05-16-2019, 01:46 PM
(05-16-2019, 11:05 AM)cataleya Wrote: Ok so I decided to experiment. I have shortened the ASRB2 by 3 days. So I had 3 days on, and 4 days off. Three loops ultrasonic while I sleep. Last night I have begun listening to a new cycle. So far, so good. I do not feel exhausted, tired or foggy. I feel normal. On the other hand... I feel like I executed more while I was listening to US/LM3.

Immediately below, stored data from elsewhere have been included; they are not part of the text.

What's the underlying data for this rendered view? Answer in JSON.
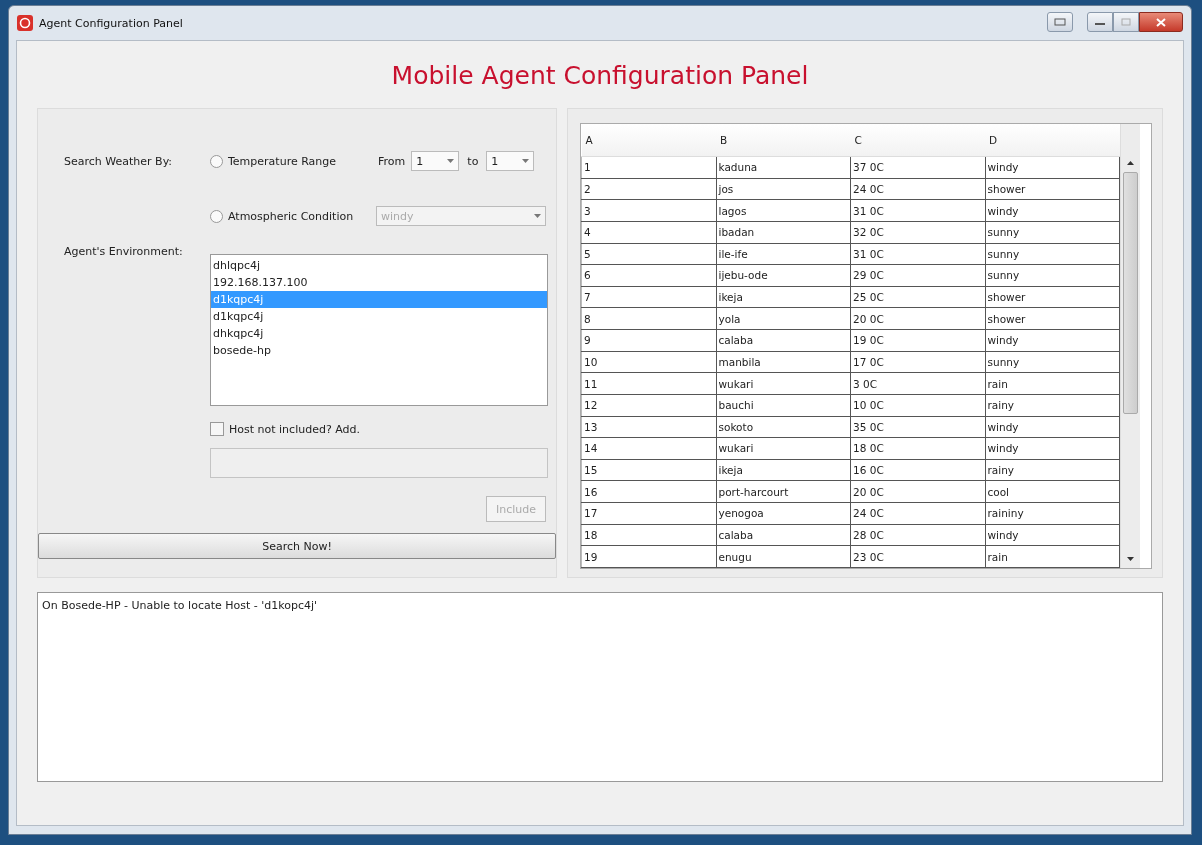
{
  "window": {
    "title": "Agent Configuration Panel"
  },
  "heading": "Mobile Agent Configuration Panel",
  "search": {
    "label": "Search Weather By:",
    "options": [
      {
        "kind": "range",
        "label": "Temperature Range",
        "selected": false
      },
      {
        "kind": "condition",
        "label": "Atmospheric Condition",
        "selected": false
      }
    ],
    "from_label": "From",
    "from_value": "1",
    "to_label": "to",
    "to_value": "1",
    "condition": {
      "value": "windy",
      "disabled": true
    }
  },
  "environment": {
    "label": "Agent's Environment:",
    "hosts": [
      {
        "name": "dhlqpc4j",
        "selected": false
      },
      {
        "name": "192.168.137.100",
        "selected": false
      },
      {
        "name": "d1kqpc4j",
        "selected": true
      },
      {
        "name": "d1kqpc4j",
        "selected": false
      },
      {
        "name": "dhkqpc4j",
        "selected": false
      },
      {
        "name": "bosede-hp",
        "selected": false
      }
    ]
  },
  "add_host": {
    "label": "Host not included? Add.",
    "checked": false,
    "field_disabled": true
  },
  "include_button": {
    "label": "Include",
    "disabled": true
  },
  "search_button": "Search Now!",
  "table": {
    "columns": [
      "A",
      "B",
      "C",
      "D"
    ],
    "rows": [
      [
        "1",
        "kaduna",
        "37 0C",
        "windy"
      ],
      [
        "2",
        "jos",
        "24 0C",
        "shower"
      ],
      [
        "3",
        "lagos",
        "31 0C",
        "windy"
      ],
      [
        "4",
        "ibadan",
        "32 0C",
        "sunny"
      ],
      [
        "5",
        "ile-ife",
        "31 0C",
        "sunny"
      ],
      [
        "6",
        "ijebu-ode",
        "29 0C",
        "sunny"
      ],
      [
        "7",
        "ikeja",
        "25 0C",
        "shower"
      ],
      [
        "8",
        "yola",
        "20 0C",
        "shower"
      ],
      [
        "9",
        "calaba",
        "19 0C",
        "windy"
      ],
      [
        "10",
        "manbila",
        "17 0C",
        "sunny"
      ],
      [
        "11",
        "wukari",
        "3 0C",
        "rain"
      ],
      [
        "12",
        "bauchi",
        "10 0C",
        "rainy"
      ],
      [
        "13",
        "sokoto",
        "35 0C",
        "windy"
      ],
      [
        "14",
        "wukari",
        "18 0C",
        "windy"
      ],
      [
        "15",
        "ikeja",
        "16 0C",
        "rainy"
      ],
      [
        "16",
        "port-harcourt",
        "20 0C",
        "cool"
      ],
      [
        "17",
        "yenogoa",
        "24 0C",
        "raininy"
      ],
      [
        "18",
        "calaba",
        "28 0C",
        "windy"
      ],
      [
        "19",
        "enugu",
        "23 0C",
        "rain"
      ]
    ]
  },
  "log": "On Bosede-HP - Unable to locate Host - 'd1kopc4j'"
}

Anyway...Today I was suppose to start cold calling to get clients. After pacing for an hour and a half around my room and trying to gather courage to just do it, I finally forced myself to do it. I made one call and it went straight to voicemail. And that was it. I did not have the guts to do more calls. I literally feel completely disgusted with myself. I can't really say what makes me so anxious about the whole thing. On a purely rational level, I know that it's ridiculous. The worst thing that can happen is that they yell at me. But that doesn't change the fact that my emotions are in turmoil. Tomorrow I have to go through the same thing. Hopefully I'll make more calls than one.
I feel and have felt like this too- I read a book called 'go for no' which helped a lot with this.
I am that I am, I will be what I will be.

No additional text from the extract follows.